Consent settlements often include “fencing-in provisions” that impose stricter prohibitions on defendants than the law would impose in the absence of a violation, so readers cannot be certain that the injunctive provisions in the settlement strictly conform to the agencies’ views of the limits of the Section 802.9 exemption. These provisions do suggest, however, (a) that FTC and DOJ antitrust enforcers now regard issuers’ decisions relating to mergers and acquisitions as “basic business decisions,” a position that is more limiting than the view the FTC’s Premerger Notification Office (PNO), which has primary responsibility for administering the government’s HSR Act program, has sometimes expressed in the past; and (b) that the agencies view “intent” under Section 802.9 as an expansive concept that encompasses a state of mind in which an investor has identified a course of action as reasonably possible under specific circumstances, even though the investor has not yet decided to pursue the action even under those circumstances.

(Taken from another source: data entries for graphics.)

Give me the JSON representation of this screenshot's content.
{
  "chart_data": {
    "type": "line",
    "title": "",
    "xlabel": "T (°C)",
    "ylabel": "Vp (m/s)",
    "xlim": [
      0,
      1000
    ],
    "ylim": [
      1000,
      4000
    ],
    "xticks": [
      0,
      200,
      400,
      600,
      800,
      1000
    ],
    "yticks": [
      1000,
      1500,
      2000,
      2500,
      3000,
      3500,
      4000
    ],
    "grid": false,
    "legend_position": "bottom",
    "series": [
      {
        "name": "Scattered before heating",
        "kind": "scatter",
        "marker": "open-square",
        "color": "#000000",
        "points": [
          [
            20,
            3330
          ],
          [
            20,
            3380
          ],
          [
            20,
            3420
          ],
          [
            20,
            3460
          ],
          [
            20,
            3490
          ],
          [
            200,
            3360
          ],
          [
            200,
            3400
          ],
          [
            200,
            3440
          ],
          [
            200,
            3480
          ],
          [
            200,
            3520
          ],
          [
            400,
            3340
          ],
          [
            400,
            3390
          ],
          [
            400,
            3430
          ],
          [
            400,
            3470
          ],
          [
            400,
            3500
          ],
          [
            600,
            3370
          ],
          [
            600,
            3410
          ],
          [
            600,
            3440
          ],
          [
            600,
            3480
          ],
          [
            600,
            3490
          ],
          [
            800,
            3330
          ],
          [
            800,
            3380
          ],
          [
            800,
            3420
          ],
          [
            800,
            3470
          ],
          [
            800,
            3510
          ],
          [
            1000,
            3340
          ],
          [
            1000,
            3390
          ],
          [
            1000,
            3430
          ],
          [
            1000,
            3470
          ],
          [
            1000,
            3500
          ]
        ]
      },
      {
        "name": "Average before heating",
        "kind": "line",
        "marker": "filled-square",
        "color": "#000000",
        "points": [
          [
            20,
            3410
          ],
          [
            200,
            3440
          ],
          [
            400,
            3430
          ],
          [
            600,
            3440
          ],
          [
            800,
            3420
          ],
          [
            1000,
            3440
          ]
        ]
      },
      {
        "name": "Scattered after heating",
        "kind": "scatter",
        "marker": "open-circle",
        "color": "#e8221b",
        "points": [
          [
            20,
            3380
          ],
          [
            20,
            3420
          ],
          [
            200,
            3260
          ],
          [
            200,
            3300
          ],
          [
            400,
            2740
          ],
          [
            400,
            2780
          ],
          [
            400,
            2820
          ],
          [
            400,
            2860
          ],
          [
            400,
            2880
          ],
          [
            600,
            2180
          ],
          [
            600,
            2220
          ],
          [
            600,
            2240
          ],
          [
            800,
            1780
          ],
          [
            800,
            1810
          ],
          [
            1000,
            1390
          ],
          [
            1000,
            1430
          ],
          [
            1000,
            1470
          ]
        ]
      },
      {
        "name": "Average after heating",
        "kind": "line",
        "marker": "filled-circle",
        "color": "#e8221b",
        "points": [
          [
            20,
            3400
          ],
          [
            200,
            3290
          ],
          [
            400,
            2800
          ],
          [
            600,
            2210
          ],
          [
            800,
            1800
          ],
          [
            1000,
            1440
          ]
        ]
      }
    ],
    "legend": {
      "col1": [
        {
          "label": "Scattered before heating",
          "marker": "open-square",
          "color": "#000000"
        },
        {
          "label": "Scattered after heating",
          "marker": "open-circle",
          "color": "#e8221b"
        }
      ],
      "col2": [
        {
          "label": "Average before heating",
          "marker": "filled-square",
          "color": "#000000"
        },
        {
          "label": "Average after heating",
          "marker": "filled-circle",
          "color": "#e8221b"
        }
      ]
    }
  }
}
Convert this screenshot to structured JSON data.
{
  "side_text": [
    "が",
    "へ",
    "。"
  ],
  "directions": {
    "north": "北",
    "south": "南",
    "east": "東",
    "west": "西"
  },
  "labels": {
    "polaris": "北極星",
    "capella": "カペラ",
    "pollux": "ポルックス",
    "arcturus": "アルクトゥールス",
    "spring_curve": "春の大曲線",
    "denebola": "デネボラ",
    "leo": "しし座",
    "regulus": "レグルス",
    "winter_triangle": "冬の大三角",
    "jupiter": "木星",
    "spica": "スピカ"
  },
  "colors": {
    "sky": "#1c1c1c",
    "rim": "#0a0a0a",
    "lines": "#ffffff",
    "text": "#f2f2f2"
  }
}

The government’s enforcement action against ValueAct is the second action brought in eight months related to the Section 802.9 exemption. As noted previously, on August 24, 2015, the DOJ filed a complaint against and settlement agreement with several Third Point investment funds for alleged violations of the HSR Act. The Third Point funds had asserted that their acquisition of Yahoo! Inc. shares fell under the Section 802.9 exemption. The government did not seek a monetary penalty in that case because the alleged violations were found to have been inadvertent, were short-lived, and were each fund’s first HSR Act violation.
In addition to the number of recent enforcement actions brought, there have been other signs that the government is narrowing its view of the Section 802.9 exemption. The PNO has recently added notices to certain of its past informal staff opinions related to this exemption stating that these informal precedents do not reflect the PNO’s current enforcement positions. See, e.g., PNO Informal Staff Opinions Nos. 1308003 and 1202014.
FTC Announces a Major Increase in Civil Penalties for HSR Act and Various Other Violations
In a related development, on June 29, 2016, the FTC announced an increase to the maximum civil penalty for violations of 16 provisions the FTC enforces, including the HSR Act’s penalty provision, 15 U.S.C. § 7A(g)(1). Effective August 1, 2016, the maximum civil penalty for some of these provisions will increase by 150 percent, from $16,000 to $40,000 per violation per day. In addition to the HSR Act, these provisions are Section 5(l) of the FTC Act (related to violations of certain final Commission orders) and Section 5(m)(1) of the FTC Act (related to unfair and deceptive trade practices).
In matters that have settled involving alleged HSR Act violations, past defendants have typically paid less than the current-maximum penalty of $16,000 per day. Future penalties assessed at the full $40,000 per violation per day may therefore not materialize, but, given the marked increase in the maximum penalty, the government will likely seek significantly larger penalties in future enforcement actions under the HSR Act.